Yeah. Also, Tom, I think, for example, you know, all the drugs in the phase three right now, a lot of them have efficacy, but also have a certain type of safety issues. So therefore, we thought our drug perhaps, because the safety profile is a little better, so then perhaps we have a better opportunity to combine with the other drug. I don't know.
But also the basic starting concept for development of this drug is to shift metabolism towards pathway that will result in less toxic compounds, and the potential in mitigating potential for drug-drug interaction will be very important, because we heard today in the roundtable discussion about polypharmacy and how to use the even approved drugs in the context of that. So everybody will be looking for a drug that will offer some advantage. We hope that Hydronidone has such a potential, but that needs to be demonstrated in the currently ongoing studies.

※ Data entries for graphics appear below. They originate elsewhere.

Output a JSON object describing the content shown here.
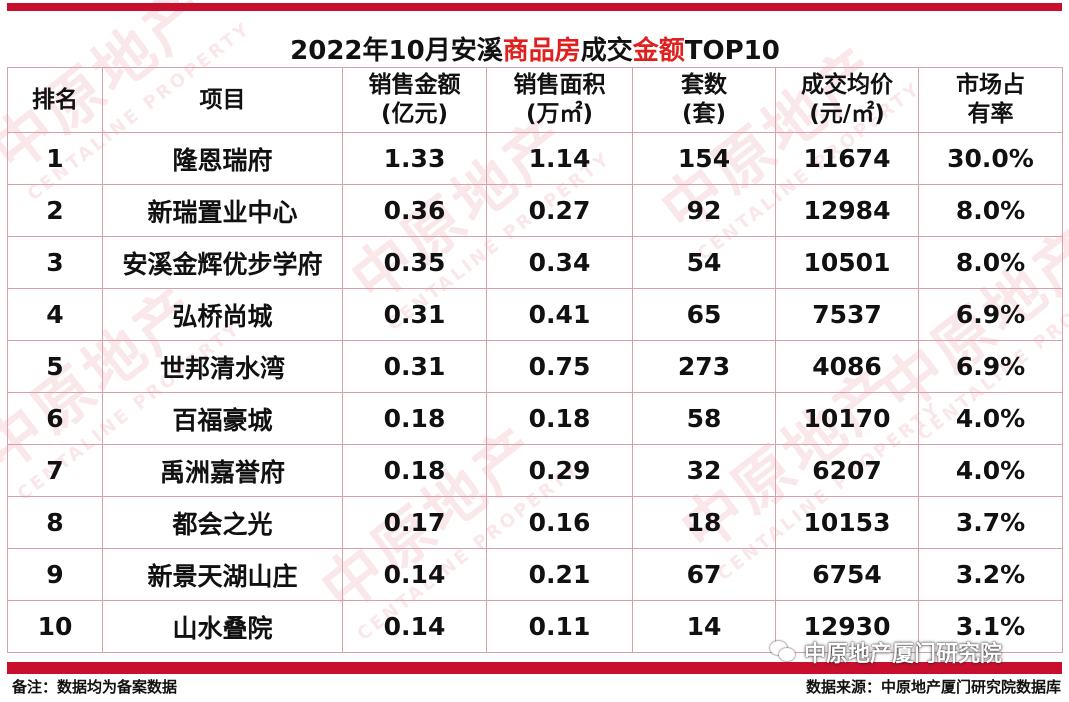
{
  "table": {
    "title_parts": [
      "2022年10月安溪",
      "商品房",
      "成交",
      "金额",
      "TOP10"
    ],
    "headers": {
      "rank": "排名",
      "project": "项目",
      "sales_amount_line1": "销售金额",
      "sales_amount_line2": "(亿元)",
      "sales_area_line1": "销售面积",
      "sales_area_line2": "(万㎡)",
      "units_line1": "套数",
      "units_line2": "(套)",
      "avg_price_line1": "成交均价",
      "avg_price_line2": "(元/㎡)",
      "share_line1": "市场占",
      "share_line2": "有率"
    },
    "rows": [
      {
        "rank": "1",
        "project": "隆恩瑞府",
        "amount": "1.33",
        "area": "1.14",
        "units": "154",
        "price": "11674",
        "share": "30.0%"
      },
      {
        "rank": "2",
        "project": "新瑞置业中心",
        "amount": "0.36",
        "area": "0.27",
        "units": "92",
        "price": "12984",
        "share": "8.0%"
      },
      {
        "rank": "3",
        "project": "安溪金辉优步学府",
        "amount": "0.35",
        "area": "0.34",
        "units": "54",
        "price": "10501",
        "share": "8.0%"
      },
      {
        "rank": "4",
        "project": "弘桥尚城",
        "amount": "0.31",
        "area": "0.41",
        "units": "65",
        "price": "7537",
        "share": "6.9%"
      },
      {
        "rank": "5",
        "project": "世邦清水湾",
        "amount": "0.31",
        "area": "0.75",
        "units": "273",
        "price": "4086",
        "share": "6.9%"
      },
      {
        "rank": "6",
        "project": "百福豪城",
        "amount": "0.18",
        "area": "0.18",
        "units": "58",
        "price": "10170",
        "share": "4.0%"
      },
      {
        "rank": "7",
        "project": "禹洲嘉誉府",
        "amount": "0.18",
        "area": "0.29",
        "units": "32",
        "price": "6207",
        "share": "4.0%"
      },
      {
        "rank": "8",
        "project": "都会之光",
        "amount": "0.17",
        "area": "0.16",
        "units": "18",
        "price": "10153",
        "share": "3.7%"
      },
      {
        "rank": "9",
        "project": "新景天湖山庄",
        "amount": "0.14",
        "area": "0.21",
        "units": "67",
        "price": "6754",
        "share": "3.2%"
      },
      {
        "rank": "10",
        "project": "山水叠院",
        "amount": "0.14",
        "area": "0.11",
        "units": "14",
        "price": "12930",
        "share": "3.1%"
      }
    ]
  },
  "footer": {
    "note": "备注：数据均为备案数据",
    "source": "数据来源：中原地产厦门研究院数据库"
  },
  "wechat_badge": {
    "text": "中原地产厦门研究院",
    "icon": "wechat-icon"
  },
  "watermark": {
    "cn": "中原地产",
    "en": "CENTALINE PROPERTY"
  },
  "colors": {
    "accent": "#c8102e",
    "highlight_text": "#e0201e",
    "grid_line": "#d9a0a8"
  }
}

Understood. Perhaps one last question for you, Suzana. Based on your experience so far with Hydronidone, what's the general feedback from investigators regarding, you know, speaking of safety, you know, what's the initial feedback to date? You know, keeping in mind that the data has not been released, but, you know, what's the general-
Right
opinion?
Well, you know, the investigators definitely look into safety, and the medicinal chemistry of Hydronidone being structural analog of pirfenidone. So, they will like to understand how the drug performs, especially in the liver, and liver safety is actually the most critical parameter of safety profile of any drug that will be successfully used for a long term in this medical condition. So far, the observations are favorable. I can't give you the result, the details, but you know, probably there will be a chance soon to understand a little bit more global picture. But definitely investigators will be looking into parameters of liver safety.
Understood.
If I answer your question correctly, but please do ask me maybe additional. I'm happy to provide more substance within the-
Right
limitations of what I can say.
Yeah. You know, I think that, you know, personally, you know, very interested to see the data readouts and of course, as Han mentioned, as somewhat validated as well, you know, safety is already in use.
Right
in clinical trials, so one can imply that it's relatively safe. But nonetheless, it will be, you know, I'm sure-
Yeah
investors would love to see the data as well.
Yeah, we yeah.
We will be very happy to provide the safety data based on the one-on-one meetings. But,
Okay
I think those data we to publish. We still need to have some work to do, but I will be happy to share the slides with the investor if they're interested.
And we encourage everyone to look into the published clinical safety data in the Hepatitis B-induced liver fibrosis. They're very encouraging, and especially there were no cases of drug-induced liver injury, DILI, which is one of the most critical parameter investigator will look for this compound, but also for other compounds. That's a starting point, and then focusing on other aspects, so this phase II, the data are published, and we encourage you to look into it and ask us questions if there's some more details to be provided.
Right. And this is basically our de-risk strategy. As you know, the biology of liver fibrosis is so complex, it is very hard to pinpoint, you know, which one, and how do you strike a balance between the efficacy and safety, and that's why we modify pirfenidone. So then, you know, we already have one foot in the door, you know? So then, we just need to demonstrate it's better and safer. So that, that's our strategy.
Understood. Thank you again, both, for presenting for Gyre today. I also want to thank everyone in the audience for joining this presentation as well. Hope everyone have a good rest of the conference, and take care.